AUG 02, 2017 | PANELISTS: PETER L. SALGO, MD; ROBERT C. BRANSFIELD, MD, DLFAPA; SAMUEL SHOR, MD, FACP; LEONARD SIGAL, MD; PATRICIA V. SMITH, PRESIDENT, LYME DISEASE ASSOCIATION
Peter L. Salgo, MD: Let’s progress right on, then. What are the symptoms? If we’re going to make the diagnosis, whether it’s correct or not, we’re going to test for it. Clearly, something is going to trigger you to go looking for this. What are the symptoms associated with the initial acute Lyme disease?
Samuel Shor, MD, FACP: The initial acute presentation is a flu-like illness that occurs within 3 days to 3 weeks of the tick bite. That may or may not involve a rash. Most people think of a bullseye erythema-migrans rash but, in some studies, on average, 50% of people did not develop that rash.
Peter L. Salgo, MD: So, good luck using that as an absolute marker.
Samuel Shor, MD, FACP: Right, and the majority of people with bona fide Lyme disease don’t remember a tick bite, so it’s a challenge in that respect as well. There’s a seasonality to it, such that the time between April, May, and September is the peak of the tick nymph feeding, and that’s when it’s most common to develop this flu-like illness—sore throat, low-grade fever, and muscle aching. Without treatment, it will resolve on its own. The problem with that is that it can then result in more chronic manifestations that are well recognized.
Peter L. Salgo, MD: We’re going to go on to talk about that as well.
Leonard Sigal, MD: The term “chronic” is often used and, perhaps, sometimes misused. There are later manifestations of Lyme disease that are not necessarily chronic. There are chronic manifestations of illness that are a matter of debate, and I’m sure we’ll return to that in a moment.
Peter L. Salgo, MD: But is that syntax or is that medicine?
Leonard Sigal, MD: Well, “later” means it follows the tick bite, possibly when the erythema-migrans, if they’re infected, happens. So, the classic description of Lyme disease—and a lot of people have difficulties with this—is that there’s early disease and then there’s late disease.

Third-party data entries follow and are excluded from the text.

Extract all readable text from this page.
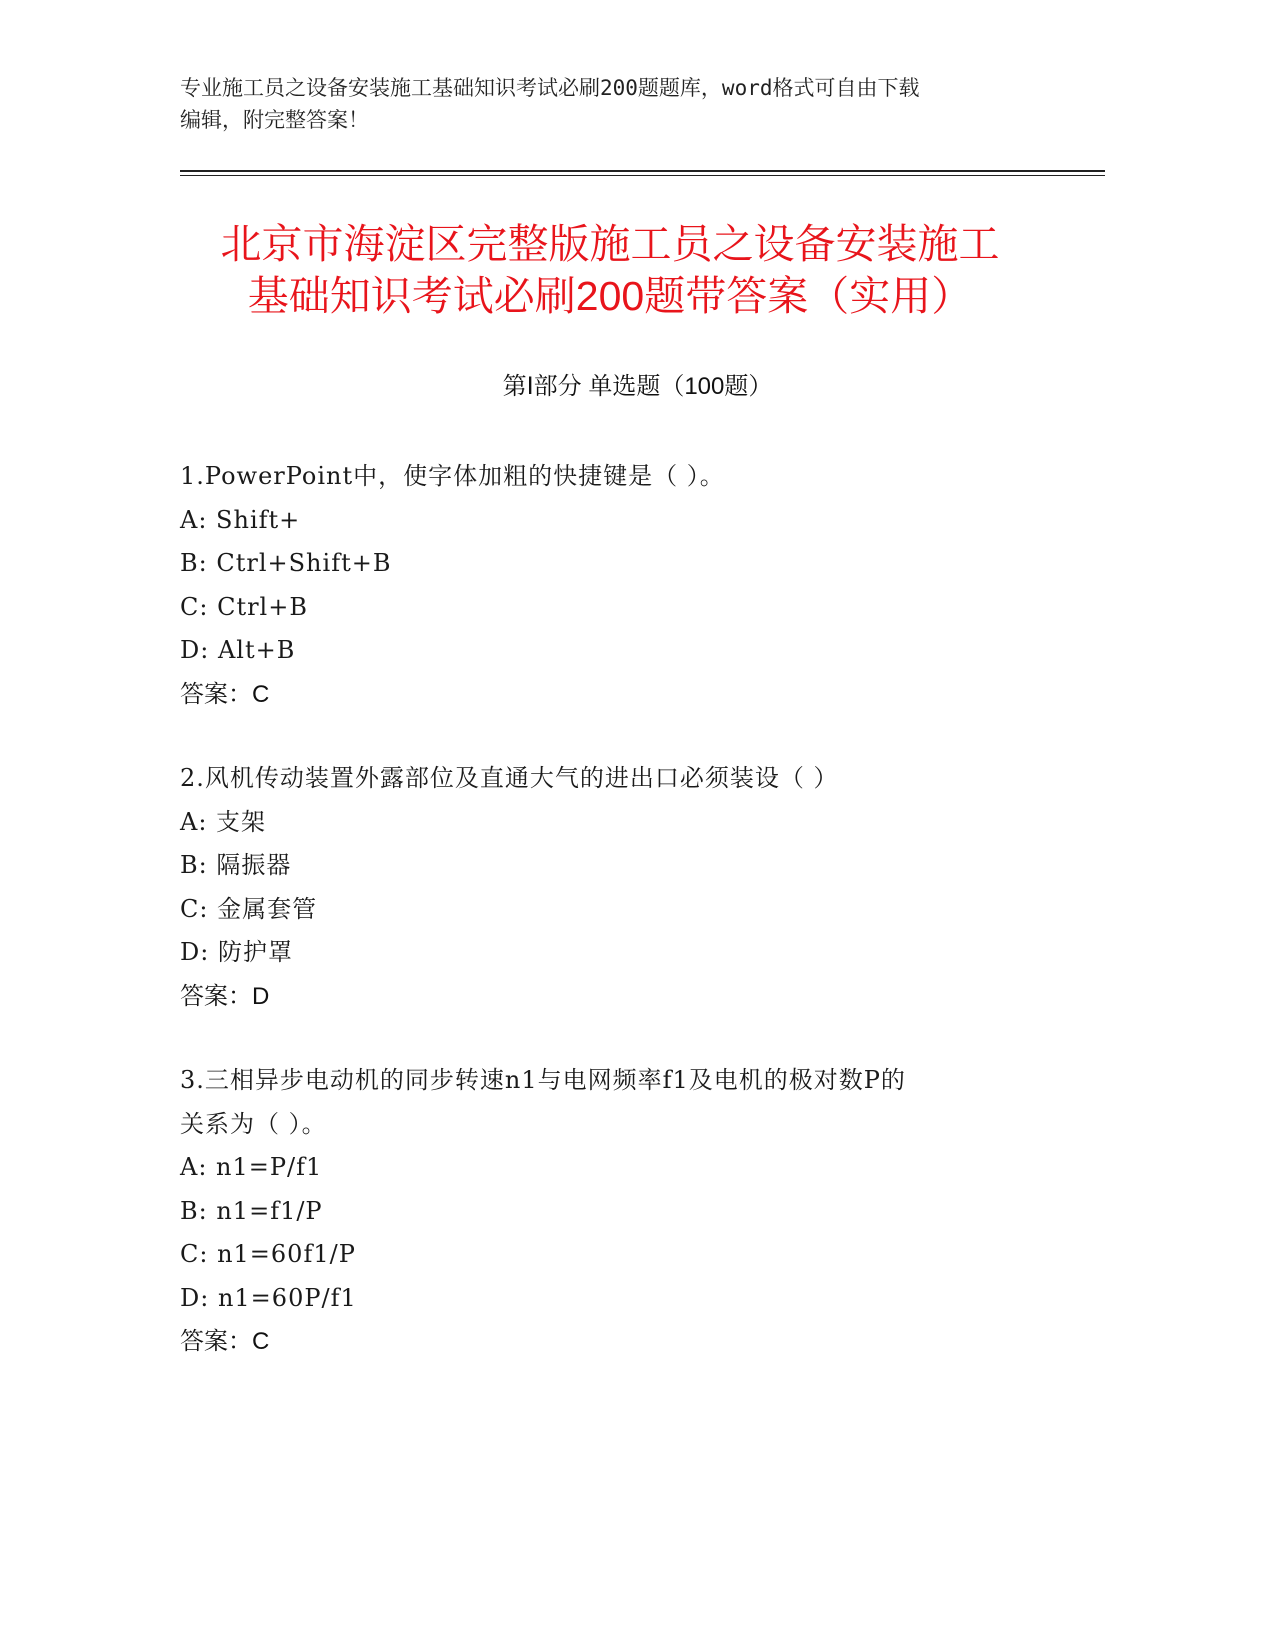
专业施工员之设备安装施工基础知识考试必刷200题题库，word格式可自由下载
编辑，附完整答案！
北京市海淀区完整版施工员之设备安装施工
基础知识考试必刷200题带答案（实用）
第Ⅰ部分 单选题（100题）
1.PowerPoint中，使字体加粗的快捷键是（ ）。
A: Shift+
B: Ctrl+Shift+B
C: Ctrl+B
D: Alt+B
答案：C
2.风机传动装置外露部位及直通大气的进出口必须装设（ ）
A: 支架
B: 隔振器
C: 金属套管
D: 防护罩
答案：D
3.三相异步电动机的同步转速n1与电网频率f1及电机的极对数P的
关系为（ ）。
A: n1=P/f1
B: n1=f1/P
C: n1=60f1/P
D: n1=60P/f1
答案：C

And the term “late” was what was originally used to describe cardiac disease, neurologic disease, and musculoskeletal manifestations, which don’t necessarily persist—which would be chronic. They occur later. So, I think there’s less of a value added to it.
Peter L. Salgo, MD: I think the syntax makes a difference, and I do want to get into it, because if what you mean by chronic is that there’s persistent infection, that needs to be treated. If it’s late, which are not necessarily active infections but some sort of immunologic response, that’s different as well.
Robert C. Bransfield, MD, DLFAPA: Well, there’s a distinction between chronic infection and chronic symptoms. And, in most diseases, chronicity usually means after 6 months—if something is there for 6 months. That’s the way a lot of diseases are categorized. Peter L. Salgo, MD: And what are the psychological issues here?
Robert C. Bransfield, MD, DLFAPA: Well, the more common things, or the earlier symptoms, are an increase of milder cognitive impairments, slow processing, hypersensitivity to sound and light, and then, executive functioning problems. And then you can see depression, anxiety, and sleep disorders. You can see suicidal risk, and you can see much more extreme things. Now, you’re looking at things that evolve years after the infection. So, this is the later stage manifestation of the disease, and that’s usually in the people who I see, people who are 10 years out.
Samuel Shor, MD, FACP: I’d like to make a comment with respect to chronic active infection. I published a paper in 2011, whereby I believe I provided clinical evidence that was statistically significant. The majority of my patients—209 patients who had blood tests that were negative for Borrelia, but who presented with the international case definition of chronic fatigue syndrome and other markers that were suggestive of infection—were treated with antimicrobials, and 62% improved to a statistically significant degree to a P value of .0002.
Peter L. Salgo, MD: I want to get to that.